Fort Euchre Research

ORREC’s biologically diverse Fort Euchre location provides an unrivaled opportunity for researchers and scientists alike to study the natural environment and the human condition.

Conveniently located close to 7 major coastal estuaries and in close proximity to the most pristine and diverse forests in North America, Fort Euchre provides immediate access to privately and government owned lands for numerous natural resources oriented studies.

The 23.7 acres of Fort Euchre encompasses a mixture of open water channels, tidal and freshwater wetlands, riparian areas, meadows and forested uplands. The Reserve supports and coordinates research, education and stewardship programs which serve to enhance a scientific and public understanding of estuaries and contribute to improved estuarine management.

Fort Euchre is within walking distance of the near ocean environment and at the starting point of some of the most impressive artifacts of dynamic geologic processes resulting from tectonic collision and 64 million-year-old Roseburg volcanics that formed the rock formations scattered along this wild, untamed coastline. Because of this variety of geologic origins and processes, Oregon’s rocky shores provide a unique opportunity for researchers studying marine and tectonic geology.

An abundance of wildlife is readily studied at Fort Euchre. The birds living in the Southern Coast such as the northern goshawks, peregrine falcons, pileated woodpeckers, and olive-sided flycatcher all call Fort Euchre home. The fish bearing stream known as Euchre creek that marks the southern property boundary is home to such species as the river lamprey, coastal cutthroat trout, red-legged frogs, southern seep salamander, coho salmon, Chinook salmon, steelhead trout, and others. Other wildlife includes fringed myotis bats, long-legged myotis bats, Townsend’s big-eared bat, and sharptail snakes, northern flying squirrels, and Roosevelt elk, among others.

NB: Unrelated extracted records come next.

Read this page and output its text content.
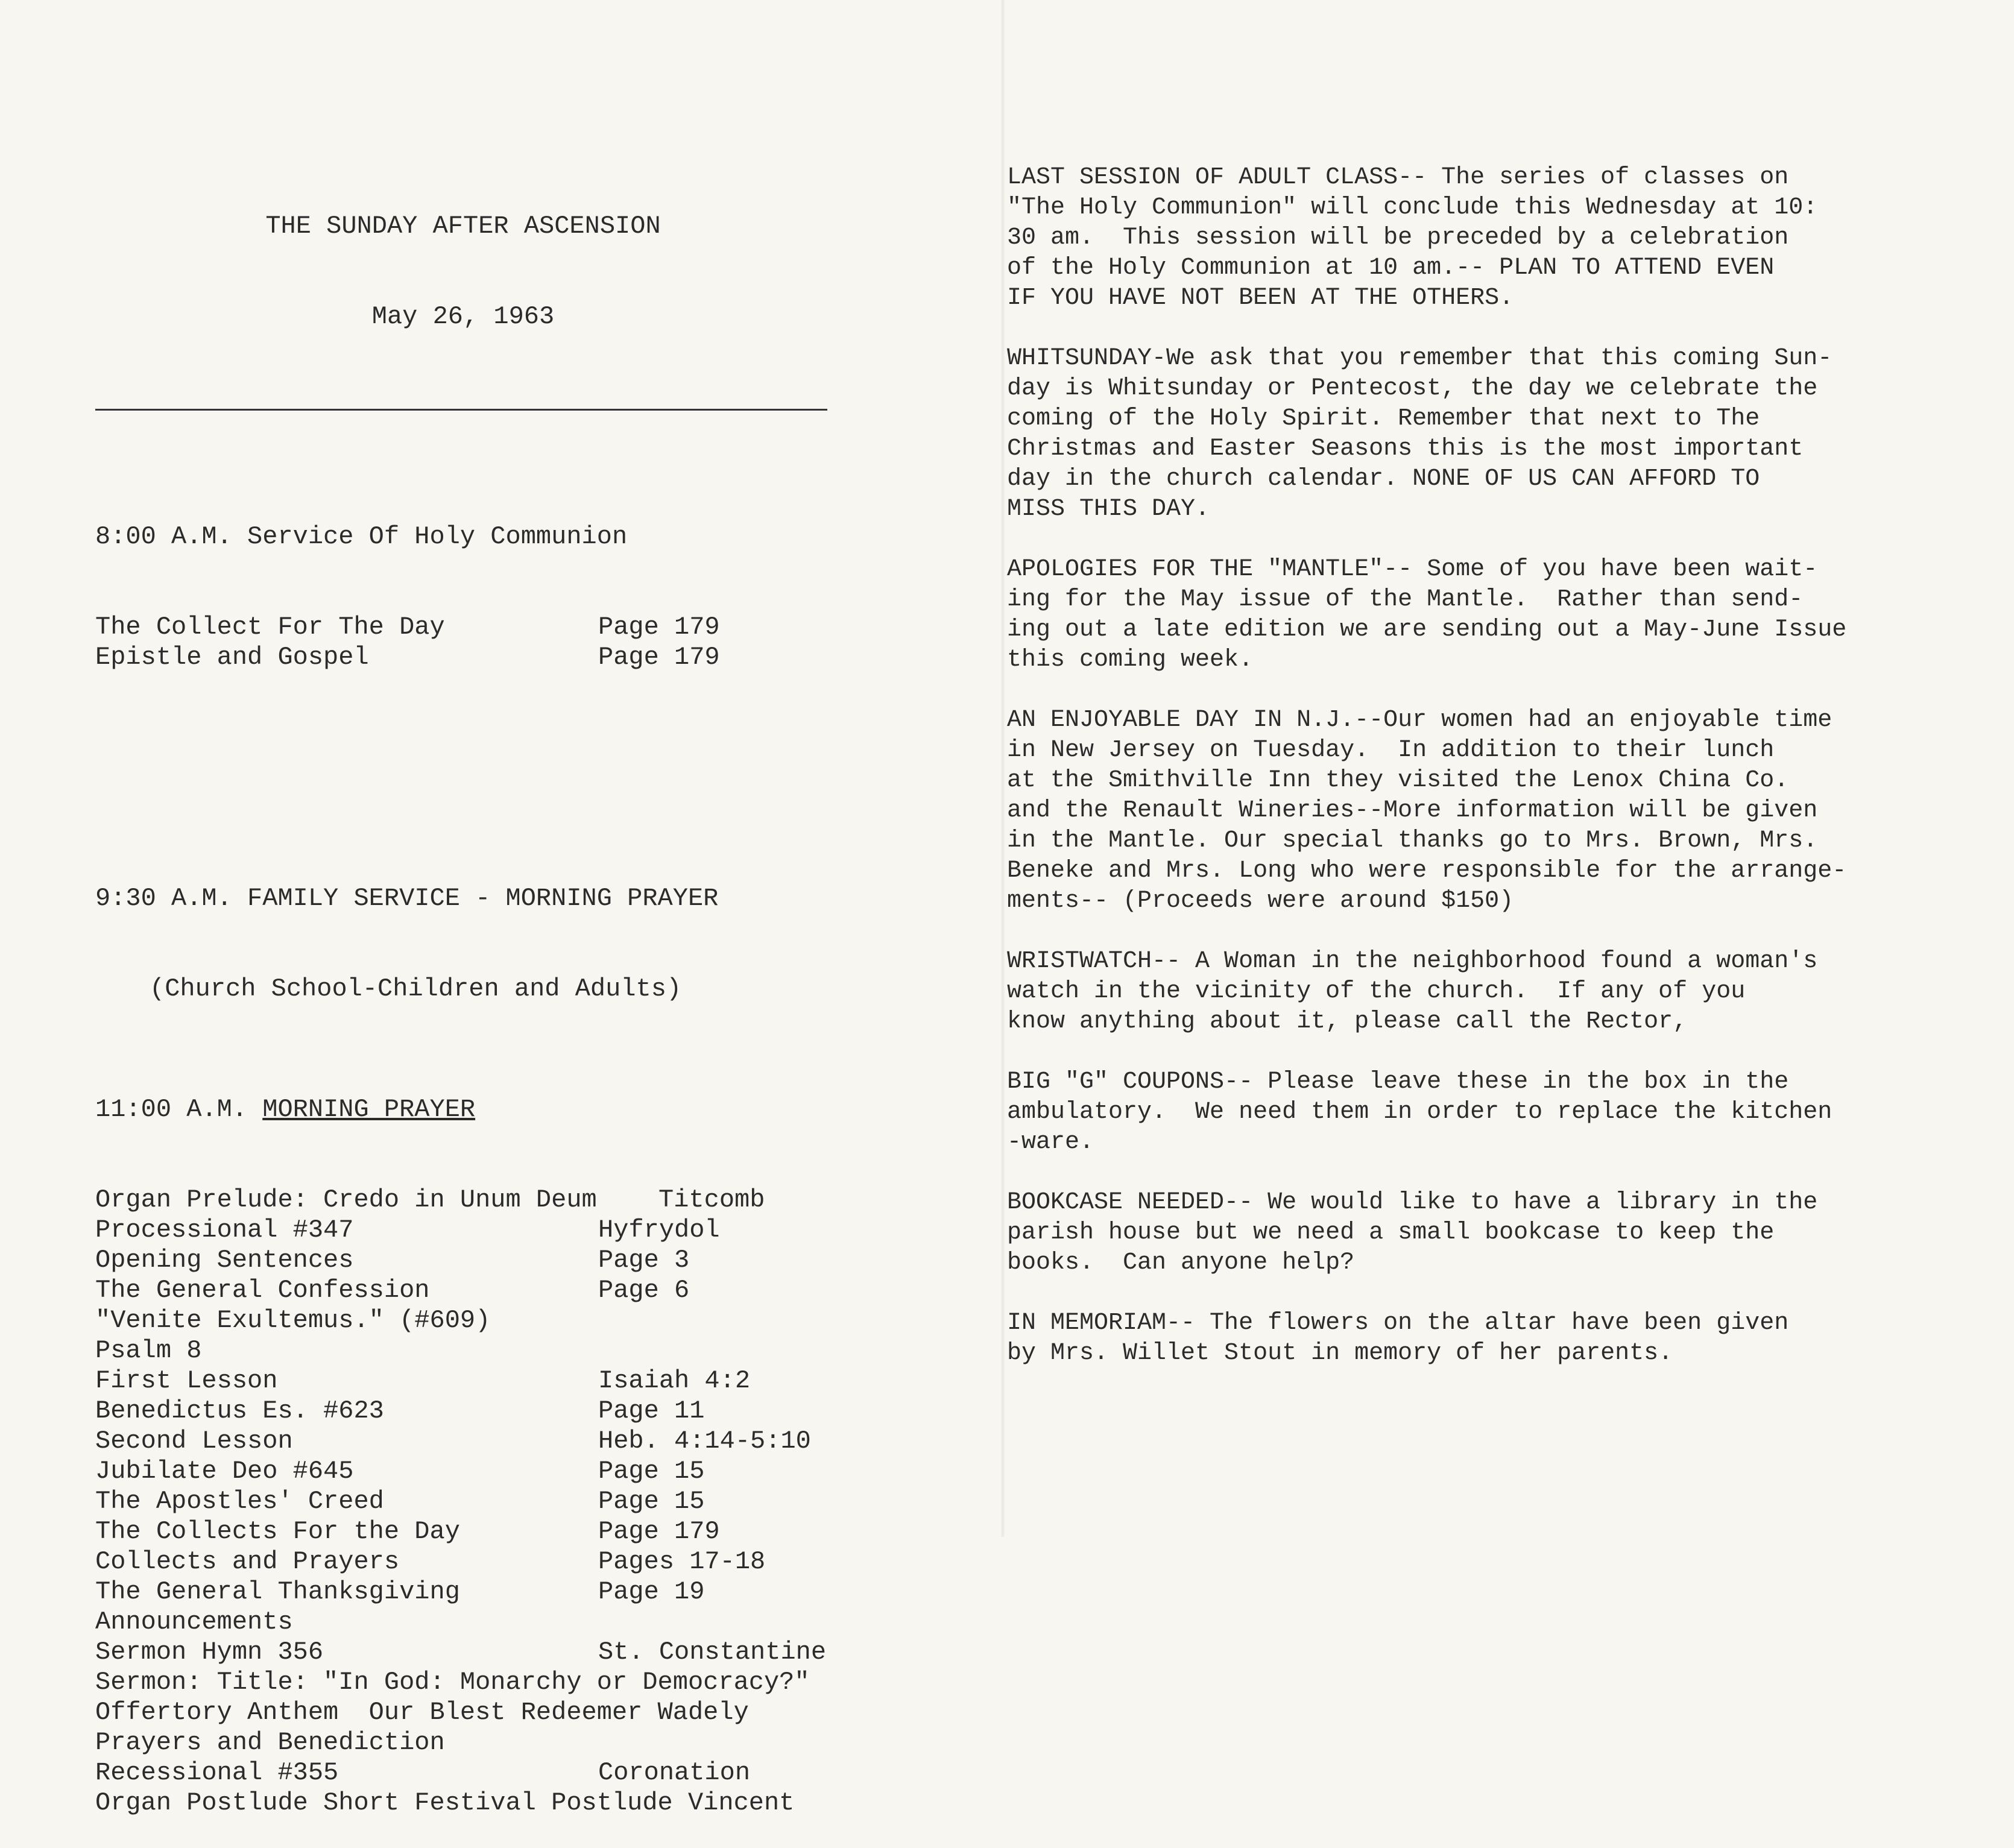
THE SUNDAY AFTER ASCENSION

May 26, 1963

8:00 A.M. Service Of Holy Communion

The Collect For The Day	Page 179
Epistle and Gospel	Page 179

9:30 A.M. FAMILY SERVICE - MORNING PRAYER

(Church School-Children and Adults)

11:00 A.M. MORNING PRAYER

Organ Prelude: Credo in Unum Deum	Titcomb
Processional #347	Hyfrydol
Opening Sentences	Page 3
The General Confession	Page 6
"Venite Exultemus." (#609)
Psalm 8
First Lesson	Isaiah 4:2
Benedictus Es. #623	Page 11
Second Lesson	Heb. 4:14-5:10
Jubilate Deo #645	Page 15
The Apostles' Creed	Page 15
The Collects For the Day	Page 179
Collects and Prayers	Pages 17-18
The General Thanksgiving	Page 19
Announcements
Sermon Hymn 356	St. Constantine
Sermon: Title: "In God: Monarchy or Democracy?"
Offertory Anthem  Our Blest Redeemer Wadely
Prayers and Benediction
Recessional #355	Coronation
Organ Postlude Short Festival Postlude Vincent

LAST SESSION OF ADULT CLASS-- The series of classes on
"The Holy Communion" will conclude this Wednesday at 10:
30 am.  This session will be preceded by a celebration
of the Holy Communion at 10 am.-- PLAN TO ATTEND EVEN
IF YOU HAVE NOT BEEN AT THE OTHERS.
WHITSUNDAY-We ask that you remember that this coming Sun-
day is Whitsunday or Pentecost, the day we celebrate the
coming of the Holy Spirit. Remember that next to The
Christmas and Easter Seasons this is the most important
day in the church calendar. NONE OF US CAN AFFORD TO
MISS THIS DAY.
APOLOGIES FOR THE "MANTLE"-- Some of you have been wait-
ing for the May issue of the Mantle.  Rather than send-
ing out a late edition we are sending out a May-June Issue
this coming week.
AN ENJOYABLE DAY IN N.J.--Our women had an enjoyable time
in New Jersey on Tuesday.  In addition to their lunch
at the Smithville Inn they visited the Lenox China Co.
and the Renault Wineries--More information will be given
in the Mantle. Our special thanks go to Mrs. Brown, Mrs.
Beneke and Mrs. Long who were responsible for the arrange-
ments-- (Proceeds were around $150)
WRISTWATCH-- A Woman in the neighborhood found a woman's
watch in the vicinity of the church.  If any of you
know anything about it, please call the Rector,
BIG "G" COUPONS-- Please leave these in the box in the
ambulatory.  We need them in order to replace the kitchen
-ware.
BOOKCASE NEEDED-- We would like to have a library in the
parish house but we need a small bookcase to keep the
books.  Can anyone help?
IN MEMORIAM-- The flowers on the altar have been given
by Mrs. Willet Stout in memory of her parents.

The biodiversity of Fort Euchre is immense and include flora and fauna that is indigenous to this unique environment. With our 23.7 acres and the surrounding area there are large Douglas-fir trees, Sitka spruce, salmonberry, salal, tanoak, Pacific Madrone and Port Orford cedar trees, with portions of the surrounding forests including old-growth stands. Shrubs and wildflowers abound such as the evergreen huckleberry, red-flowering currant, and nutka rose which are attractive to both birds and pollinators alike making Fort Euchre a delightful location for ornithological and abiotic/biotic pollinatization research.

Fort Euchre is also comfortably available as a year round research venue due to the wondrously mild maritime climate characterized by cool dry summers that are followed by mild and wet winters. Average temperatures range from a low of 40 degrees in January to a high of 74 degrees in the summer and early fall.

The overall design of our facility in development features a minimal eco-footprint and utilizes sustainable, ecologically friendly features with modern comforts such as showers, commercial kitchen, IT services, and a helipad to get to those areas of interest via a “leave no sign” methodology.